= John Coffin (judge) =

Canadian politician

John Coffin (1756 - May 12, 1838) was an army officer, merchant, judge, slave owner and political figure in New Brunswick. He represented King's County in the Legislative Assembly of New Brunswick from 1785 to 1816.

Born in Boston, he was the son of Nathaniel Coffin and Elizabeth Barnes. He was a loyalist who entered the British Army and fought at the Battle of Bunker Hill. He was a major in the Orange Rangers in 1777, serving in New Jersey and New York, and later transferred to the New York Volunteers, which saw action in Georgia and South Carolina. In 1781, he married Ann Mathews. Coffin became a major in the King's American Regiment in 1782. In 1783, he was placed on half pay and brought his family to what is now New Brunswick.

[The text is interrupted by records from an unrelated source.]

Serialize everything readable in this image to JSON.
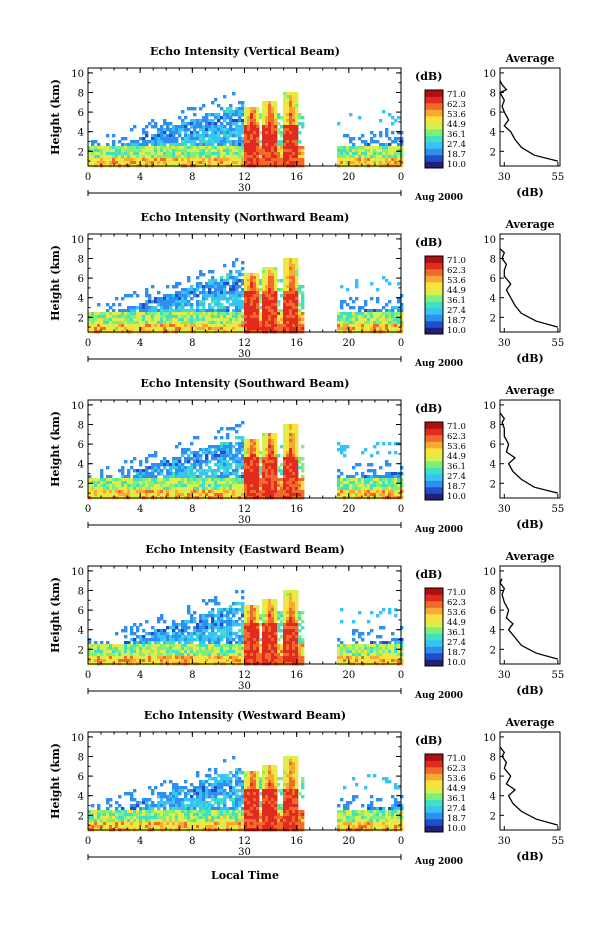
{
  "figure": {
    "x_label": "Local Time",
    "date_label": "Aug 2000",
    "day_label": "30",
    "cbar_unit": "(dB)",
    "cbar_ticks": [
      "71.0",
      "62.3",
      "53.6",
      "44.9",
      "36.1",
      "27.4",
      "18.7",
      "10.0"
    ],
    "cbar_colors": [
      "#20207a",
      "#1f4fc8",
      "#2f8ff0",
      "#35c4f5",
      "#40e0c0",
      "#7ef07a",
      "#d7f050",
      "#fbe23a",
      "#f8a934",
      "#f06a2c",
      "#e02b1e",
      "#b00f0f"
    ],
    "avg_title": "Average",
    "avg_xlabel": "(dB)"
  },
  "chart_data": [
    {
      "type": "heatmap",
      "title": "Echo Intensity (Vertical Beam)",
      "ylabel": "Height (km)",
      "xlabel": "Local Time",
      "x_ticks": [
        "0",
        "4",
        "8",
        "12",
        "16",
        "20",
        "0"
      ],
      "y_ticks": [
        "2",
        "4",
        "6",
        "8",
        "10"
      ],
      "xlim": [
        0,
        24
      ],
      "ylim": [
        0.5,
        10.5
      ],
      "colorbar": {
        "unit": "(dB)",
        "range": [
          10.0,
          71.0
        ]
      },
      "average_profile": {
        "x_ticks": [
          "30",
          "55"
        ],
        "xlim": [
          28,
          56
        ],
        "points": [
          [
            55,
            1.0
          ],
          [
            44,
            1.6
          ],
          [
            38,
            2.4
          ],
          [
            35,
            3.2
          ],
          [
            33,
            4.0
          ],
          [
            30,
            4.6
          ],
          [
            32,
            5.2
          ],
          [
            30,
            6.0
          ],
          [
            29,
            6.6
          ],
          [
            30,
            7.2
          ],
          [
            28,
            8.0
          ],
          [
            31,
            8.3
          ],
          [
            29,
            8.8
          ],
          [
            28,
            9.2
          ]
        ]
      }
    },
    {
      "type": "heatmap",
      "title": "Echo Intensity (Northward Beam)",
      "ylabel": "Height (km)",
      "xlabel": "Local Time",
      "x_ticks": [
        "0",
        "4",
        "8",
        "12",
        "16",
        "20",
        "0"
      ],
      "y_ticks": [
        "2",
        "4",
        "6",
        "8",
        "10"
      ],
      "xlim": [
        0,
        24
      ],
      "ylim": [
        0.5,
        10.5
      ],
      "colorbar": {
        "unit": "(dB)",
        "range": [
          10.0,
          71.0
        ]
      },
      "average_profile": {
        "x_ticks": [
          "30",
          "55"
        ],
        "xlim": [
          28,
          56
        ],
        "points": [
          [
            55,
            1.0
          ],
          [
            45,
            1.6
          ],
          [
            38,
            2.4
          ],
          [
            35,
            3.2
          ],
          [
            33,
            4.0
          ],
          [
            31,
            4.8
          ],
          [
            33,
            5.4
          ],
          [
            30,
            6.2
          ],
          [
            30,
            6.8
          ],
          [
            31,
            7.4
          ],
          [
            29,
            8.0
          ],
          [
            30,
            8.6
          ],
          [
            28,
            9.0
          ]
        ]
      }
    },
    {
      "type": "heatmap",
      "title": "Echo Intensity (Southward Beam)",
      "ylabel": "Height (km)",
      "xlabel": "Local Time",
      "x_ticks": [
        "0",
        "4",
        "8",
        "12",
        "16",
        "20",
        "0"
      ],
      "y_ticks": [
        "2",
        "4",
        "6",
        "8",
        "10"
      ],
      "xlim": [
        0,
        24
      ],
      "ylim": [
        0.5,
        10.5
      ],
      "colorbar": {
        "unit": "(dB)",
        "range": [
          10.0,
          71.0
        ]
      },
      "average_profile": {
        "x_ticks": [
          "30",
          "55"
        ],
        "xlim": [
          28,
          56
        ],
        "points": [
          [
            55,
            1.0
          ],
          [
            44,
            1.6
          ],
          [
            38,
            2.4
          ],
          [
            34,
            3.2
          ],
          [
            32,
            4.0
          ],
          [
            35,
            4.6
          ],
          [
            31,
            5.2
          ],
          [
            32,
            6.0
          ],
          [
            30,
            6.8
          ],
          [
            30,
            7.6
          ],
          [
            29,
            8.2
          ],
          [
            30,
            8.6
          ],
          [
            28,
            9.2
          ]
        ]
      }
    },
    {
      "type": "heatmap",
      "title": "Echo Intensity (Eastward Beam)",
      "ylabel": "Height (km)",
      "xlabel": "Local Time",
      "x_ticks": [
        "0",
        "4",
        "8",
        "12",
        "16",
        "20",
        "0"
      ],
      "y_ticks": [
        "2",
        "4",
        "6",
        "8",
        "10"
      ],
      "xlim": [
        0,
        24
      ],
      "ylim": [
        0.5,
        10.5
      ],
      "colorbar": {
        "unit": "(dB)",
        "range": [
          10.0,
          71.0
        ]
      },
      "average_profile": {
        "x_ticks": [
          "30",
          "55"
        ],
        "xlim": [
          28,
          56
        ],
        "points": [
          [
            55,
            1.0
          ],
          [
            45,
            1.6
          ],
          [
            38,
            2.4
          ],
          [
            35,
            3.2
          ],
          [
            32,
            4.0
          ],
          [
            34,
            4.6
          ],
          [
            31,
            5.2
          ],
          [
            32,
            6.0
          ],
          [
            30,
            6.8
          ],
          [
            29,
            7.6
          ],
          [
            30,
            8.2
          ],
          [
            28,
            8.8
          ],
          [
            29,
            9.2
          ]
        ]
      }
    },
    {
      "type": "heatmap",
      "title": "Echo Intensity (Westward Beam)",
      "ylabel": "Height (km)",
      "xlabel": "Local Time",
      "x_ticks": [
        "0",
        "4",
        "8",
        "12",
        "16",
        "20",
        "0"
      ],
      "y_ticks": [
        "2",
        "4",
        "6",
        "8",
        "10"
      ],
      "xlim": [
        0,
        24
      ],
      "ylim": [
        0.5,
        10.5
      ],
      "colorbar": {
        "unit": "(dB)",
        "range": [
          10.0,
          71.0
        ]
      },
      "average_profile": {
        "x_ticks": [
          "30",
          "55"
        ],
        "xlim": [
          28,
          56
        ],
        "points": [
          [
            55,
            1.0
          ],
          [
            45,
            1.6
          ],
          [
            38,
            2.4
          ],
          [
            34,
            3.2
          ],
          [
            32,
            4.0
          ],
          [
            35,
            4.6
          ],
          [
            31,
            5.2
          ],
          [
            33,
            6.0
          ],
          [
            30,
            6.8
          ],
          [
            31,
            7.4
          ],
          [
            29,
            8.0
          ],
          [
            30,
            8.4
          ],
          [
            28,
            9.0
          ]
        ]
      }
    }
  ]
}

Coffin acquired a large estate from Beamsley Perkins Glasier, where he built a grist mill and a sawmill. He also sold fish, lumber and rum. Coffin was named a justice of the peace and a judge in the Inferior Court of Common Pleas. In 1812, he was named to the New Brunswick Council. Coffin raised the New Brunswick Fencibles during the War of 1812. In 1819, he was given the rank of full general. In 1817, Coffin moved to England but he retained his position on the New Brunswick Council until 1828. He later returned to New Brunswick and died in Westfield Parish.

His brother Isaac was an Admiral in the British Navy and a prominent land owner in Quebec.

General John Coffin was buried along with his son Nathaniel in St. Peter's Cemetery at Woodman's Point where the Nerapis meets the Saint John River. Their markers, under a huge Oak tree simply read General Coffin age 87, Nath Coffin age 15.